How to track down cheap stockmarkets

Unloved Turkey is going cheap
One proven route to market-beating returns is to invest in cheap stocks. But it’s a lot harder than it looks.

If you want to beat the market, you can’t just track the index – you have to do something different. One strategy that has made outsized returns in the past (yes, the past is no guide to the future, but it’s all we’ve got) is to buy assets when they’re cheap. This goes for entire markets as well as individual stocks. One ratio that we’ve always liked for valuing markets is the cyclically-adjusted price/earnings (or Cape) ratio. It’s defined below, but put simply, if you invest when the Cape is low (and the market is cheap), subsequent returns are higher than if you buy when the Cape is high. A recent review by The Brandes Institute notes that if you’d bought the US market on a Cape of less than seven in July 1982, you’d have made an annualised return of 14.3% for the next ten years. If you’d bought in December 1999, when the Cape was above 44, you lost 2.5% a year for the next decade.
You can’t use the Cape to time the market – the US is expensive right now (above 30) and has been for a long time. But value investing is about patience. Let the expensive markets do what they will – we’re interested in the cheap ones. The good news is that, while the US has been most heavily studied by researchers, Cape appears to work across global markets too. You can monitor Cape and other market valuation measures at StarCapital’s website.
So what looks cheap today? The top ten includes Russia, Turkey, Hungary, Singapore and Spain. I know what you’re thinking. “Invest in Turkey? Russia? But look at the state of them!” This is true. And, of course, it’s the reason these markets are as cheap as they are – you don’t get opportunities when people feel comfortable. To bag a bargain, you have to invest in assets that no one else wants to buy.
The good thing about buying an entire stock- market is that you’re not exposed to individual company risk. But clearly it’s still not risk free. Prices can keep going down, but there are bigger risks too. Politics can take a radical turn for the worse. As emerging markets expert Mark Mobius points out, state appropriation of assets – meaning you can’t rely on property rights, which underpin the value of any equity – is a bad sign.

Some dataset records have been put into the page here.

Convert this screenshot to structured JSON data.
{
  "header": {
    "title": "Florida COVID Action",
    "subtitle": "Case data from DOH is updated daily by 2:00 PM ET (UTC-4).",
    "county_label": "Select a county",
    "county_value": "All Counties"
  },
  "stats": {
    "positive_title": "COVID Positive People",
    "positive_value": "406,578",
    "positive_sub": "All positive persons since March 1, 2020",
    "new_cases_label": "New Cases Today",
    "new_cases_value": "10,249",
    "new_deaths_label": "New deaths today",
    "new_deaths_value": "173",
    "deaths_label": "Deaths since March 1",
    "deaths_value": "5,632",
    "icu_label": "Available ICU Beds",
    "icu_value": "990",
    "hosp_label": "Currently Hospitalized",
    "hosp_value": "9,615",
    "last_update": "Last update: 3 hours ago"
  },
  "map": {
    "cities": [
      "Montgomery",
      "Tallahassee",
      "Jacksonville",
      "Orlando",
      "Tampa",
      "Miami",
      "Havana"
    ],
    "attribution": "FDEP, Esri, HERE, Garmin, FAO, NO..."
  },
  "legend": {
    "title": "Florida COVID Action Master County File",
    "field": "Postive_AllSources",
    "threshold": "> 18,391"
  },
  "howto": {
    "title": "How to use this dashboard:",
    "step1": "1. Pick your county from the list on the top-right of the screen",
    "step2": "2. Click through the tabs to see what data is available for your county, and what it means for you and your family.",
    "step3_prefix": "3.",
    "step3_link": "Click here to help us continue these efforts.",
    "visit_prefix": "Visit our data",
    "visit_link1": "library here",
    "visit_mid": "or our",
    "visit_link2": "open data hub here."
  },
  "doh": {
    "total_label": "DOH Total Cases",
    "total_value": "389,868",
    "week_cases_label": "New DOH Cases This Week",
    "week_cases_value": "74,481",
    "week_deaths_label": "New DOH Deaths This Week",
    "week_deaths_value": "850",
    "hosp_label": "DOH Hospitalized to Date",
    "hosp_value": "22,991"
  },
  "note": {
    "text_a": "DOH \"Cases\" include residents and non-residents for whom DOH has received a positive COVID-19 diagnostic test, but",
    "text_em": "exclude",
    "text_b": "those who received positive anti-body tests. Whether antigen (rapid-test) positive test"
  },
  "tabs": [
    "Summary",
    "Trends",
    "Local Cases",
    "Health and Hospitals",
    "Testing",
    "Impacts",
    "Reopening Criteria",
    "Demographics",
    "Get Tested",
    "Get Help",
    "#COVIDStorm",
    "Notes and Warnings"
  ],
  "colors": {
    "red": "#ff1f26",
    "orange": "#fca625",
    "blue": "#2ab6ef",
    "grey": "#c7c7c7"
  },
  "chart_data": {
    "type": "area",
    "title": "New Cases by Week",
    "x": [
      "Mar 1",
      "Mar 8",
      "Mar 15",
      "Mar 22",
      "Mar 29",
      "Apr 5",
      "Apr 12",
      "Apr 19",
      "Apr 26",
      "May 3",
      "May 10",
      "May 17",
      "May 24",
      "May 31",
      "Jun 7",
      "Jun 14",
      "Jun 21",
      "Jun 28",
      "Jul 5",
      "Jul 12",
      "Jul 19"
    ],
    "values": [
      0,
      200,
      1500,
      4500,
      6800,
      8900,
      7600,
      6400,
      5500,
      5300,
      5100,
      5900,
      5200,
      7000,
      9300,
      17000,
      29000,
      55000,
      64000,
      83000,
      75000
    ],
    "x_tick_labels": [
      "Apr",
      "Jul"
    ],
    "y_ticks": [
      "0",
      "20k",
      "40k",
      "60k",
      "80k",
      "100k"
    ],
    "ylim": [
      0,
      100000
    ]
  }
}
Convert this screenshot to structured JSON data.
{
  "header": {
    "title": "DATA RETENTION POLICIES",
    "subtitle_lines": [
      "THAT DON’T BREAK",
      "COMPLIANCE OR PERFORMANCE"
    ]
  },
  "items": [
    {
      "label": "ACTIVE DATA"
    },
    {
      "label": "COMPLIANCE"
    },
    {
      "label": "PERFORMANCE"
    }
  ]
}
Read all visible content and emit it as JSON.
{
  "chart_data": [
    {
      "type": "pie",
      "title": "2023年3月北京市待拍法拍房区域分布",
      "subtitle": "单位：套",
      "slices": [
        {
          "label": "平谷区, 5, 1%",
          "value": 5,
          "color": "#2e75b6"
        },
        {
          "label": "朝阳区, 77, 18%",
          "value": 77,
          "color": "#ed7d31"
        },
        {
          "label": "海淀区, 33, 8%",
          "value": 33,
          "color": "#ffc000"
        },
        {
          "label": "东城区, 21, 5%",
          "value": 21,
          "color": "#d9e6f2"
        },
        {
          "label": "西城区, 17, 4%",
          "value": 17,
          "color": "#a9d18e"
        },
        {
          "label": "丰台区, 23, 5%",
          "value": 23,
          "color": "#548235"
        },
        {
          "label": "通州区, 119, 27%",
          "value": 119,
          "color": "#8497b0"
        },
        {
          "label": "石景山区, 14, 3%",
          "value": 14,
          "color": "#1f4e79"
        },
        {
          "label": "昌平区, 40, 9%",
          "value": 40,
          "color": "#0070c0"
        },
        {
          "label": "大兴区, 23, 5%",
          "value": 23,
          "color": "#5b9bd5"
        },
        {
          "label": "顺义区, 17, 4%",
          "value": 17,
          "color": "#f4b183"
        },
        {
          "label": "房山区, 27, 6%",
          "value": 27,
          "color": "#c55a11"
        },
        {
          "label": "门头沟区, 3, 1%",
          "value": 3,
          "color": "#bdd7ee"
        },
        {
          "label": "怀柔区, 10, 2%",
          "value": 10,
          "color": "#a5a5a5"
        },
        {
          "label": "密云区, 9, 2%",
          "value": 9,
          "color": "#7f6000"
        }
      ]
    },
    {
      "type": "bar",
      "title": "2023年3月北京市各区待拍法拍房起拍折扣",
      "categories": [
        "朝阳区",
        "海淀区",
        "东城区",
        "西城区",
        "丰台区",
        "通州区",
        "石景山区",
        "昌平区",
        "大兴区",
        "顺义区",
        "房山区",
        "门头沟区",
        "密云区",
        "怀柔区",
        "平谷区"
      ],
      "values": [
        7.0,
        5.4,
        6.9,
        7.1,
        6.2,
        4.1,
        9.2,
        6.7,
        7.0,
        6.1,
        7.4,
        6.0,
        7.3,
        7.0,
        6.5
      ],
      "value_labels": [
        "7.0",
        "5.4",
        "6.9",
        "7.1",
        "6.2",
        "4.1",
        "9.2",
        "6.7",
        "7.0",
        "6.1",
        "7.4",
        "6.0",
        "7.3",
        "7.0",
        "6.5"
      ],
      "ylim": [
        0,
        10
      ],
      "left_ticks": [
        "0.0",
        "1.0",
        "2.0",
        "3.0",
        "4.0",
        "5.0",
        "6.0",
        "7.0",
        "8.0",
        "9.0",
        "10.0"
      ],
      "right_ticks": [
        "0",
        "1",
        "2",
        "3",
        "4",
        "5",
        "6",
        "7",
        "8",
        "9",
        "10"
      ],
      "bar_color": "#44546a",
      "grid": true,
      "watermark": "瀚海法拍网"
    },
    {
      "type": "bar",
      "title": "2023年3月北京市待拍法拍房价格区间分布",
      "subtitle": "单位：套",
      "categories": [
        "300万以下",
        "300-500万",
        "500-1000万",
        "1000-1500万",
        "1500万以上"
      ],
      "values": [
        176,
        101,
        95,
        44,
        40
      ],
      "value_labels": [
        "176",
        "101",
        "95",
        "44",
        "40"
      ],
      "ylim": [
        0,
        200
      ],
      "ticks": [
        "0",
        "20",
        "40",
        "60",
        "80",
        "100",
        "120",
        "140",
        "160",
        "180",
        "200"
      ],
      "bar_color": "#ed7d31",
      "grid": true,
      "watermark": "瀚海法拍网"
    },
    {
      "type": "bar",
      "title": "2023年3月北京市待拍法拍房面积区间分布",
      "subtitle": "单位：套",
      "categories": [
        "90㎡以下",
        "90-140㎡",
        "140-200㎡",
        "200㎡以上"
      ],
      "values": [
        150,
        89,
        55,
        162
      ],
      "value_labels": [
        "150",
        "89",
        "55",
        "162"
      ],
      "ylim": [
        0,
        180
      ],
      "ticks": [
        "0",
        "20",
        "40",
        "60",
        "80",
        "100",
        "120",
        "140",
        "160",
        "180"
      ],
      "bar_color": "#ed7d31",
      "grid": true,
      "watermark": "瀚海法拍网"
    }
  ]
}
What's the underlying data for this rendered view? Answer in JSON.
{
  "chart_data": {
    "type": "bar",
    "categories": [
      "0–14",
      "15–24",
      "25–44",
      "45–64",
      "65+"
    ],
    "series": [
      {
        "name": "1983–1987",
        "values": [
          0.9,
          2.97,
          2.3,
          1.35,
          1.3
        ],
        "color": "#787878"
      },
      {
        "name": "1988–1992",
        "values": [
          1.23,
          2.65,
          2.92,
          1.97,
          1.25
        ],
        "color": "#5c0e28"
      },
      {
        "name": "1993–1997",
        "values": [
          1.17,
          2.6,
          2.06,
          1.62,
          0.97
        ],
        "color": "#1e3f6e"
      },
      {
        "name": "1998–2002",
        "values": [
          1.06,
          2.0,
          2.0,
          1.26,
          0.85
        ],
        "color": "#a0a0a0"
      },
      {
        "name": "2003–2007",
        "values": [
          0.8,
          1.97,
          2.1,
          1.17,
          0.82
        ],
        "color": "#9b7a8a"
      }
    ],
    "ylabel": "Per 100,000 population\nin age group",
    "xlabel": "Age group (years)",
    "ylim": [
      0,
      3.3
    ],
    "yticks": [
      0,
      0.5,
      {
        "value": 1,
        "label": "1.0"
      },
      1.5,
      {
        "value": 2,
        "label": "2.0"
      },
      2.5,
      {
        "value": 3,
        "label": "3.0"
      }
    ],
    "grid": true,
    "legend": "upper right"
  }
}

This is why you have to diversify – don’t just buy one cheap market. Mebane Faber of Cambria Investment Management suggests that a strategy of buying the cheapest 25% of global markets (which amounts to about ten to 12 indices) is best. And if you still can’t bring yourself to invest in far-flung, high-risk markets, the good news is that right now the UK is among the cheapest options out there – on a Cape of just under 16, it’s currently ranked twelfth-cheapest market in the world by StarCapital.
The Cape ratio explained
Investors often use the price/earnings (p/e) ratio to judge whether a stock is cheap or not. It’s easy to calculate (hence its popularity) – you simply divide the share price by earnings per share. A low number (below ten, say) suggests that you aren’t paying much for each £1 of earnings, while a high number indicates that a stock may be expensive, or that it is growing rapidly.
However, the basic p/e is highly flawed. Using just one year of profits means a stock – particularly one in a cyclical business, such as mining or house building – can look cheap because profits happen to be peaking at that point, and are set to plunge when business turns back down in line with the economic cycle. So in the 1930s value investors Benjamin Graham and David Dodd suggested that analysts should instead take the average of earnings over five to ten years. This smooths out the data over the economic cycle.
John Young Campbell of Princeton and Robert Shiller of Yale University revived Graham and Dodd’s suggestion in a 1988 paper. This suggested that the ratio of prices to ten-year average earnings was strongly correlated with returns over the next 20 years. Shiller promoted the idea of a ten-year cyclically-adjusted p/e ratio (aka Cape) in his book Irrational Exuberance, and hence it is sometimes known as the Shiller Cape. Some of the Cape’s most notable successes have included indicating that the US stockmarket was extremely expensive ahead of the tech-bubble crash in the late 1990s, and also that it was unusually cheap after the 2008-2009 financial crisis (although it never plumbed the depths of prior troughs).
The Cape has been shown to work with other global markets too. Currently the US market is particularly expensive compared with its long-term average on a Cape basis and has been for some time – although in 1999 the S&P was even more overvalued than it is today.